As I say, lots of questions. If anyone out there has the answers, we’d love to hear from you.
High-level kerfuffle
Don’t forget to check out IISD for highlights of the “High-Level Conference on World Food Security: the Challenges of Climate Change and Bioenergy.” So you can find out what’s being achieved, besides bringing Rome to a standstill, that is. Jeremy is there, earning his keep, hence his silence. No doubt he’ll blog all about it when the dust settles.
It’s all interconnected
I like trying to see the world through other people’s eyes. That’s why I’ve been skimming the blog of Thomas P.M. Barnett, ever since he gave one of the greatest TedTalks I have ever watched. He looks at food as a military strategist, but one who is a leading thinker of new approaches to conflict. I wonder what you’ll think of this headline from his blog:
Urbanization yields globalization yields rising income yields more food demand yields bigger farms yields more migration to cities yields …
A really interesting and really stimulating take on one future of food production.
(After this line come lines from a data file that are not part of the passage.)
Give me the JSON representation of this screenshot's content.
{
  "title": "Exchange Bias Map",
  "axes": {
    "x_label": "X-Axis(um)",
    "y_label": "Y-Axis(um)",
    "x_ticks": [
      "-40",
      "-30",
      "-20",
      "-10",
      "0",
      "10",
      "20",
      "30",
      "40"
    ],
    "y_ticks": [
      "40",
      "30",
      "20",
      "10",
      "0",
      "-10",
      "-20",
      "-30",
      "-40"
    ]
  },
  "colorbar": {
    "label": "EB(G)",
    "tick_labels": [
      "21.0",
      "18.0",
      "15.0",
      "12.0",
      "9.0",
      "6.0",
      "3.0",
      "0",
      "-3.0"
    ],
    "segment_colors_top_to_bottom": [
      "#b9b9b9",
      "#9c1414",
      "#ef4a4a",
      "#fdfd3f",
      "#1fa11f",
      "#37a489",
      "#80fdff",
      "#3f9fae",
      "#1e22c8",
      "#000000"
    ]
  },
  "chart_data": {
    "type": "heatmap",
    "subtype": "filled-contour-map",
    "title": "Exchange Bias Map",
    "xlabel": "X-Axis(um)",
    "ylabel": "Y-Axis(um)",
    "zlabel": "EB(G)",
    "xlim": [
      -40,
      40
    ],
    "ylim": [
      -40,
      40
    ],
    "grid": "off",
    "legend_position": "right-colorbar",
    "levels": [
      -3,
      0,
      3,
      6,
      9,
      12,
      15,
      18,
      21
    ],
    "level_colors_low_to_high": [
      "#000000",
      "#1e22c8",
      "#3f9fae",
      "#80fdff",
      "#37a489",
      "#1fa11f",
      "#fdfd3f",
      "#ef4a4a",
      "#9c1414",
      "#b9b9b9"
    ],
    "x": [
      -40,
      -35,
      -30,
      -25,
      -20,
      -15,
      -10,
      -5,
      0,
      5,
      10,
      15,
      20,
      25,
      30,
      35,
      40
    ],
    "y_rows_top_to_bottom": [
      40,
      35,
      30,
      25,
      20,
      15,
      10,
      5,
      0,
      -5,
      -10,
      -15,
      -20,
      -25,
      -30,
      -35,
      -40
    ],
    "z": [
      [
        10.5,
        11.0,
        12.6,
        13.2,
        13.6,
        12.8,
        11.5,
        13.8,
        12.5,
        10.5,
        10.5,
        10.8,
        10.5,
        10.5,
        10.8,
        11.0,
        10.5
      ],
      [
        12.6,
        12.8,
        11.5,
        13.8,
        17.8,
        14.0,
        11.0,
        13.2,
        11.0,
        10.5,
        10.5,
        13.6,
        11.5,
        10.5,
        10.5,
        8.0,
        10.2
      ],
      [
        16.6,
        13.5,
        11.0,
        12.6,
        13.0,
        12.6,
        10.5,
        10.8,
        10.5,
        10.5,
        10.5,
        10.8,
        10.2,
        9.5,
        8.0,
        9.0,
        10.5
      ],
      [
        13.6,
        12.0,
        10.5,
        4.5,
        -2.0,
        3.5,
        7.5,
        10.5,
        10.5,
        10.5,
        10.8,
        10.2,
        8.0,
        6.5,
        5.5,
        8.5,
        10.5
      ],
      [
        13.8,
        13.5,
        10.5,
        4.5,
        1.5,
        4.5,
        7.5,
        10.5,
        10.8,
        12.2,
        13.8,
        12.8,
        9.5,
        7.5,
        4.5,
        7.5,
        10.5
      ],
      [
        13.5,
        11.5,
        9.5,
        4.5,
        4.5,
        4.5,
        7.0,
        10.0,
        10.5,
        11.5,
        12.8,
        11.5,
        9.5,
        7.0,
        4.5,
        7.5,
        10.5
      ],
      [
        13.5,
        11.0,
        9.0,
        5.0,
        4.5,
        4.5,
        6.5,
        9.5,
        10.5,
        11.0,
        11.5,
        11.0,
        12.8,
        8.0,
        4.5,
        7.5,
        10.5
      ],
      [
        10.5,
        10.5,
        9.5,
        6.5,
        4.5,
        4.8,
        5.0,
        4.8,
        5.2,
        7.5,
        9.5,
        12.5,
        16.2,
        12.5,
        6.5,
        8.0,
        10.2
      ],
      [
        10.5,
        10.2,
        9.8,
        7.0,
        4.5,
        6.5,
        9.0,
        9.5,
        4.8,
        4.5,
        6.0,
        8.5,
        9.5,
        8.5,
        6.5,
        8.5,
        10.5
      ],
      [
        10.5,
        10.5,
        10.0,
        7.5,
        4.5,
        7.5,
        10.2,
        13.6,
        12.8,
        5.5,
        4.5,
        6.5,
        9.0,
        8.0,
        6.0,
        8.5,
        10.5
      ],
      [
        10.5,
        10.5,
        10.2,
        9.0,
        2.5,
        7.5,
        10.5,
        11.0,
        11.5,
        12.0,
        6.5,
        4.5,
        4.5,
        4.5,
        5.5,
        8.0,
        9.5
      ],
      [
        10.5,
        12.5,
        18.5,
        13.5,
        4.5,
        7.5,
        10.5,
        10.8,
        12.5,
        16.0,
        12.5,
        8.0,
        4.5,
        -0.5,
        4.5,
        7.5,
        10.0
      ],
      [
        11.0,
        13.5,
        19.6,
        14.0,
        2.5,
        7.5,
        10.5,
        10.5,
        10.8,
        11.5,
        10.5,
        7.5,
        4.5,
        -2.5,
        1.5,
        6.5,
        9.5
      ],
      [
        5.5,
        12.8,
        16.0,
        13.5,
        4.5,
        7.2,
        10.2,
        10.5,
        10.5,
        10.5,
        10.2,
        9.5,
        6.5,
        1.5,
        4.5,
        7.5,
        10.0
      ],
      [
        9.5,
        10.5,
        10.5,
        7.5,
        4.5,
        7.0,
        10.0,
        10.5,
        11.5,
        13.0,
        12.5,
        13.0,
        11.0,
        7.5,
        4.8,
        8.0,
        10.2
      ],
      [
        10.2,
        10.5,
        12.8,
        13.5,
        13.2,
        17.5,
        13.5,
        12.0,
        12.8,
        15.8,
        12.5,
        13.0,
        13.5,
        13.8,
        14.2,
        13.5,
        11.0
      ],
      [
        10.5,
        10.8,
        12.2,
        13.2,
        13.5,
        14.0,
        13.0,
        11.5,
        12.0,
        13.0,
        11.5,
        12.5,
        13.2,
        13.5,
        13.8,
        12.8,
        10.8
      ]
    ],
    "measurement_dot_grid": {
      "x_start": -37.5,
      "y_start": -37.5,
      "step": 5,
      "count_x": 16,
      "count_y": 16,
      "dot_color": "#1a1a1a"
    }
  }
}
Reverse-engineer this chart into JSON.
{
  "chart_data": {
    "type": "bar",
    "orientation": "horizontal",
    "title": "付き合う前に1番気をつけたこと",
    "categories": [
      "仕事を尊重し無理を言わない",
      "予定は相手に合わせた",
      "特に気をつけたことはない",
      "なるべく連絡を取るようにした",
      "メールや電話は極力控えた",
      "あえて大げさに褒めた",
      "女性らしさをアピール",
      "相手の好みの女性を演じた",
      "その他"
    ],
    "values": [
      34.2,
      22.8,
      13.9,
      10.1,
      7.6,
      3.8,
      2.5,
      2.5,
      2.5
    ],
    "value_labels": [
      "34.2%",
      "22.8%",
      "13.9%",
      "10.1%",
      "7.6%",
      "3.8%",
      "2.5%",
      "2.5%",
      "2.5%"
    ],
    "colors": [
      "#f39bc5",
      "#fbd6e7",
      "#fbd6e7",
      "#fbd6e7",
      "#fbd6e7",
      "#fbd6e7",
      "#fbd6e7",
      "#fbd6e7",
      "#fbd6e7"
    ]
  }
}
And while we’re on the subject, how about this:
Consumption preferences for genetically heterogeneous varieties, supported by the market either directly or indirectly, are what seems to be key in biodiversity preservation.
That’s the conclusion of a post from the blog at RMAP (Resource Management in Asia-Pacific). Maylee Thavat discusses local seed systems and subsistence farmers, and how the two interact. I think there’s a fundamental issue here, and that’s the distinction between growing food that you and those you interact directly with may eat, and growing something that you sell (in order to buy food). Nor do I think it is limited to subsistence farmers. I’ve talked to industrialized farmers growing hundreds of hectares of potato varieties for the supermarkets who wouldn’t dream of eating the food they sell. They have a couple of rows of a decent variety out the back for their own use.
Maybe you’ve had similar experiences?